La 45enne Laleh Saati era rientrata dalla Malaysia, dove aveva abbracciato la fede cristiana, dopo una vana attesa sulla richiesta di asilo. Un tribunale l’ha riconosciuta colpevole di aver agito “contro la sicurezza nazionale”. Alla base delle accuse presunti collegamenti con “organizzazioni cristiane sioniste”. Fra le “prove” anche il video del suo battesimo. 

Teheran (AsiaNews) - Una cristiana convertita dall’islam, battezzata in passato in una chiesa della Malaysia, nazione in cui si era temporaneamente trasferita, è stata condannata a due anni di carcere al ritorno in patria in Iran per aver agito “contro la sicurezza nazionale”. Alla base dell’accusa vi sarebbero presunti collegamenti della 45enne Laleh Saati con “organizzazioni cristiane sioniste”.

La donna è tornata nel proprio Paese nel 2017, frustrata dalla vana attesa e dai tempi prolungati di elaborazione della richiesta di asilo nella nazione del Sud-est asiatico, unita alla pratica rimasta inevasa di ricongiungimento con gli anziani genitori.
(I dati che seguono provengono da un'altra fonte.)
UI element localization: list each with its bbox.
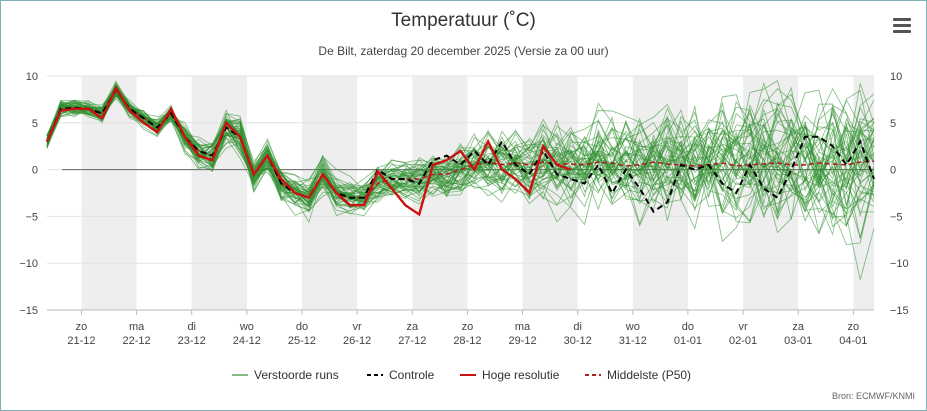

Tuttavia, secondo il sito attivista Article18 - che rilancia fonti di Human Rights in Iran - una volta rimpatriata è stata convocata a più riprese e interrogata in diverse occasioni da agenti dell’intelligence. 

Le vessazioni sono continuate per anni sino a sfociare, il 13 febbraio scorso, nell’ordine di arresto eseguito nell’abitazioni del padre nella cittadina di Ekbatan, un sobborgo di Teheran. I poliziotti l’hanno prelevata e rinchiusa nella sezione 209 del famigerato carcere di Evin, alla periferia della capitale, in un’ala sotto la giurisdizione del ministero dell’Intelligence. In cella avrebbe subito ripetuti interrogatori nel corso di tre settimane, durante le quali le sono state mostrate fotografie e video che “proverebbero” le sue “attività cristiane” e il battesimo risalente al tempo trascorso in Malaysia, tutte “prove” del suo “crimine”. Da qui il trasferimento ulteriore nel reparto femminile della prigione.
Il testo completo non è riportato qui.